Wheat’s biggest advantage over barley, from the grower’s perspective, is its longer harvest window. It also has a secondary market in flour, as well as feed, should the quality not be right for malting. Its other cultivation requirements are on par with barley, although it requires some more nitrogen. Trout grows both white an red wheat for the malting market.

Buckwheat, which is not a true cereal grain, but a pseudo grain, has different growing requirements. While it is relatively worry-free after it is established, the germination and harvesting can prevent challenges. The stems of the plant tend to still be green when the grain is ready for harvest, which causes difficulty. Before planting – which occurs in early summer for a harvest after the first frost – seed bed preparation has to be precise, according to Trout.

“It does, however, represent a growing market for gluten-free products,” Trout said. “The secondary market is pretty strong as we have one of the largest mills locally, Birket Mill in Penn Yan.”

Trout has found that there is a premium for the malting grains.
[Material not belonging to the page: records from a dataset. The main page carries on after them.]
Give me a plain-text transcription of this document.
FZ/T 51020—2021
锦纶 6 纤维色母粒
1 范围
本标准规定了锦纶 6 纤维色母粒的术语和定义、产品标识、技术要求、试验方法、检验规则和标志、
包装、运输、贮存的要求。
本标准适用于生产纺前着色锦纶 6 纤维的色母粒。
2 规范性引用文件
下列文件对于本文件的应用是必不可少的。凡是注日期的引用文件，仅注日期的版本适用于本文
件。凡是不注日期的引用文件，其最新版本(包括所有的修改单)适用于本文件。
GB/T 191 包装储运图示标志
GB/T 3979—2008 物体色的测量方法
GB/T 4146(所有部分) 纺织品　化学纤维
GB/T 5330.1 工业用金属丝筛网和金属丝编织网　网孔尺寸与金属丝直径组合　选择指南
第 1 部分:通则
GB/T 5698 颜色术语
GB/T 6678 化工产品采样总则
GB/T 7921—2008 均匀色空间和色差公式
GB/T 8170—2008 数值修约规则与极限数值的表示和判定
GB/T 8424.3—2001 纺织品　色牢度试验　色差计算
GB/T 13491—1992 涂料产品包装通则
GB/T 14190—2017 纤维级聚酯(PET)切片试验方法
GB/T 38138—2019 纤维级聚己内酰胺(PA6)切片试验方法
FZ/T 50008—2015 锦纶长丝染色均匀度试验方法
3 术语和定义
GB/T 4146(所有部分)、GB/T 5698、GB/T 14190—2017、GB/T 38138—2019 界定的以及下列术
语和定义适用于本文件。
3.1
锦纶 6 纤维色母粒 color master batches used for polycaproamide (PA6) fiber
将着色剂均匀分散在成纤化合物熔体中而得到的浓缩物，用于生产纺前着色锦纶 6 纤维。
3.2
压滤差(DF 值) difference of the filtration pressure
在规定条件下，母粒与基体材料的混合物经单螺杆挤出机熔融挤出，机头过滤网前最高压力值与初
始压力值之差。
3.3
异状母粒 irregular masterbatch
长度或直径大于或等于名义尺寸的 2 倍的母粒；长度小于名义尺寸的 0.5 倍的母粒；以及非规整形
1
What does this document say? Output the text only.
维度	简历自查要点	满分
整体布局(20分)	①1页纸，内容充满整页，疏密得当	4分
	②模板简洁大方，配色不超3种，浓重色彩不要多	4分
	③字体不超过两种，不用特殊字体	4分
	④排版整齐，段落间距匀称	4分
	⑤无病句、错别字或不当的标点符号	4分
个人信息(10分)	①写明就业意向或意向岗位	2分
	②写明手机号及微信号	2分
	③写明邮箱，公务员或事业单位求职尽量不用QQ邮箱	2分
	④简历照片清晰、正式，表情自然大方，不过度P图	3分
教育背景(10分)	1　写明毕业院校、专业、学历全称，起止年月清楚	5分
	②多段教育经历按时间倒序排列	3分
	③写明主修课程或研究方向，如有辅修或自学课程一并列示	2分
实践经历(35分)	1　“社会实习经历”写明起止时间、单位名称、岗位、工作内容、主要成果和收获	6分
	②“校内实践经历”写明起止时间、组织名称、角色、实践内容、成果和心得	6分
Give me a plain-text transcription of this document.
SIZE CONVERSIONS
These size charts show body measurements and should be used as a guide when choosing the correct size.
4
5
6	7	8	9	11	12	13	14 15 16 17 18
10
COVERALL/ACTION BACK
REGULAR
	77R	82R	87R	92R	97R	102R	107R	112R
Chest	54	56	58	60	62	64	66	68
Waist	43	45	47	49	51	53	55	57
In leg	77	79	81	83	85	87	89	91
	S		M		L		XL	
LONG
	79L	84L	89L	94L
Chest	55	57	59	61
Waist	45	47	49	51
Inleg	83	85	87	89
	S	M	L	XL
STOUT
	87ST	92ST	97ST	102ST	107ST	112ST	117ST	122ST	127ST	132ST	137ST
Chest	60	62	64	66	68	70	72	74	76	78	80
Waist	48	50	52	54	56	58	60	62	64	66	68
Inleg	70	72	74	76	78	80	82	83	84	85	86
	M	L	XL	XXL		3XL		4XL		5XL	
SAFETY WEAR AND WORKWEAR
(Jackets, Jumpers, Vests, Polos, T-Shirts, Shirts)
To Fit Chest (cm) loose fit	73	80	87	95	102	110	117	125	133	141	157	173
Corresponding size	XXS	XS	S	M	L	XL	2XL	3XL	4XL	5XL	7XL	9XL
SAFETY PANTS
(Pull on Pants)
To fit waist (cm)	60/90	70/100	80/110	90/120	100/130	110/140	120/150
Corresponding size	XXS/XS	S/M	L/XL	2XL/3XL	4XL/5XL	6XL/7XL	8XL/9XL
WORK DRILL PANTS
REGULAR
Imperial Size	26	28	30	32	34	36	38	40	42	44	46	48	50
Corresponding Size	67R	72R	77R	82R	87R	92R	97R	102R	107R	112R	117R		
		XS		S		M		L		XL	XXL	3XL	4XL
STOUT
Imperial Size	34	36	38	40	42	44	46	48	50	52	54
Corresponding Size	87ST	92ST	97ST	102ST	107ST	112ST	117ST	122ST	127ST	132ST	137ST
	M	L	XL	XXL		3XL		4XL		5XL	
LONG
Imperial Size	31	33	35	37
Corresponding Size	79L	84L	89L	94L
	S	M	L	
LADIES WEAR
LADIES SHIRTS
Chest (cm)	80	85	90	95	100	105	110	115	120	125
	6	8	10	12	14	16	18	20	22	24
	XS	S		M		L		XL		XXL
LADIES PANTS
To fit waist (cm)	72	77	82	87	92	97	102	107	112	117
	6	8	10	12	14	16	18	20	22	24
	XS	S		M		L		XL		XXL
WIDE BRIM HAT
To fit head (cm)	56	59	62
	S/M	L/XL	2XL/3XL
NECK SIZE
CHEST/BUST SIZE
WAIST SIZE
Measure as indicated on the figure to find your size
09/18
This season, his malting quality white and red wheat sold for $0.50/bushel more than non-malting acreage. The difference was more pronounced with corn, which sold for 2.5 times more per bushel when of malting quality. Barley and buckwheat malting markets paid approximately a ten percent premium per bushel.

Pricing is based on quality, Gridley said. The analysis of the grain post-harvest will determine if it meets malting requirements, and the ultimate sales price of the grain. Fertility monitoring in the field can help insure the protein range needed in small grains.

Malting Management

The malting process for all of these alternative grains – wheat, rye, sorghum – differs from that of barley. The steps are the same: steeping; germinating; kilning; and cleaning. But barley has an outer hull, as does corn. Grains without a hard outer hull need to be handled differently.

“Malting these grains, none of which have an outer hull, make the malting process different when compared to barley, which has an outer hull,” Gridley said. “These grains are able to absorb water quicker, which decreases the initial step of malting. The modification process is more technical, as the acrospire – the baby plant – grows on the outside of the seed which makes turning the grain more complex. The last step of the malting process, kilning, is decreased, too, as there is no additional hull.”

Corn poses its own complications. The ear has to be shucked. The corn has to be shelled. Then the malting process can begin. Pioneer Malts describes the malts they make, including corn, and a bit of the unique malting process for each, here: http://pioneermalting.com/products/

As for gluten-free sorghum, “malting is extremely complex as this delicate grain requires a lot of attention,” Gridley explained.

Growing alternative grains for malting takes some extra attention, every step of the way. Cultivation and harvesting requirements are more precise than for other grain markets. Growing a crop which meets requirements for malting can be risky, so having a secondary market readily available is advised. These niche grains do command a premium as long as the quality parameters are met.

Maltsters have to make changes to the malting process, in relation to barley, when malting alternative grains. Malting these grains – rye, wheat, sorghum, corn, buckwheat – requires brewers who are willing to differentiate themselves, and beer drinkers who are open to new experiences. With the development of a supply chain – from the farm, to the malt house, and to the brewery – combined with America’s growing taste for niche craft beers; malting grains other than barley are taking root.